La France a récemment convoqué un Conseil de défense pour examiner une révision de sa stratégie militaire en Afrique. Dans un contexte marqué par une contestation croissante de sa présence sur le continent, notamment en Afrique de l’Ouest, Paris annonce un retrait progressif de ses bases historiques, à commencer par celles du Sénégal, de la Côte d’Ivoire, et du Gabon. Cependant, de nombreux observateurs, ainsi que des voix panafricanistes au Sénégal, soulèvent des doutes quant à la réelle portée de ce retrait, suspectant une simple réorganisation stratégique, plutôt qu’un départ définitif.
Une réorganisation sous couvert de retrait ?
Derrière cette apparente volonté de « transfert de contrôle », des experts dénoncent une continuité de l’influence française. Les annonces françaises de réduire leur présence militaire ne se traduisent souvent que par des réajustements, avec la mise en place de centres de formation militaire, permettant à la France de maintenir une influence discrète mais opérationnelle. En Côte d’Ivoire, par exemple, la France conserve une présence via des centres de formation et des détachements temporaires, ce qui semble confirmer son objectif de rester un acteur stratégique dans la région.
Le scepticisme des observateurs africains
Pour beaucoup de Sénégalais interrogés lors du Micro-trottoir, cette stratégie de retrait partiel n’est qu’un voile cachant une politique de contrôle prolongé. Certains estiment que la France veut garder la mainmise sur ses anciennes colonies pour servir des intérêts qui vont au-delà de la sécurité régionale. Un habitant de Dakar souligne : « La France veut toujours dominer l’Afrique. Ils prennent nos militaires pour des missions dans certains pays. Ici au Sénégal il y a la base militaire française, mais il n’y a pas de bases africaines en France. »
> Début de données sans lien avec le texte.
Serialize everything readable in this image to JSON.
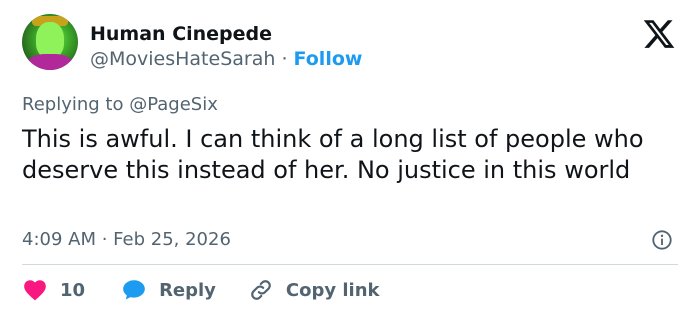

D’autres commentaires vont dans le même sens, exprimant une méfiance croissante à l’égard de la formation militaire assurée par la France. En effet, comme le note un autre Sénégalais : « Quand on est formé par une puissance étrangère, cette dernière connaît nos faiblesses. Comment pouvons-nous prétendre à la souveraineté si nos propres forces sont dépendantes d’une aide étrangère pour leur formation ?« .
Abidjan, centre d’influence française ?
Un point d’achoppement reste la Côte d’Ivoire, qui, selon plusieurs experts et dirigeants de la région, servirait de base arrière pour des opérations de déstabilisation, notamment envers le Burkina Faso. Le président burkinabé de transition, Ibrahim Traoré, accuse ouvertement Abidjan de collaborer avec Paris dans une tentative de déstabiliser son pays. Cette accusation prend un relief particulier avec la montée de l’Alliance des États du Sahel (AES), un regroupement de nations cherchant à contrer l’influence étrangère et à préserver leur souveraineté.
Appel à l’autonomie militaire de l’Afrique
Pour de nombreux panafricanistes, l’heure est venue pour les nations africaines de rompre totalement avec cette dépendance militaire. « Nous avons suffisamment de capital humain pour former nos propres forces. Si nous ne le faisons pas, nous ne pourrons jamais revendiquer notre indépendance et notre sécurité nationale. » Ce cri de ralliement pour une Afrique forte et indépendante résonne dans les rues de Dakar et au-delà, alors que les voix s’élèvent pour réclamer une rupture définitive avec la France.
Malgré les discours sur la fermeture de ses bases, la France semble opérer un simple redéploiement stratégique, visant à ajuster sa présence pour qu’elle soit moins visible mais toujours efficace. Tandis que Paris cherche à apaiser les tensions en Afrique, l’avenir de sa relation avec les nations africaines reste incertain.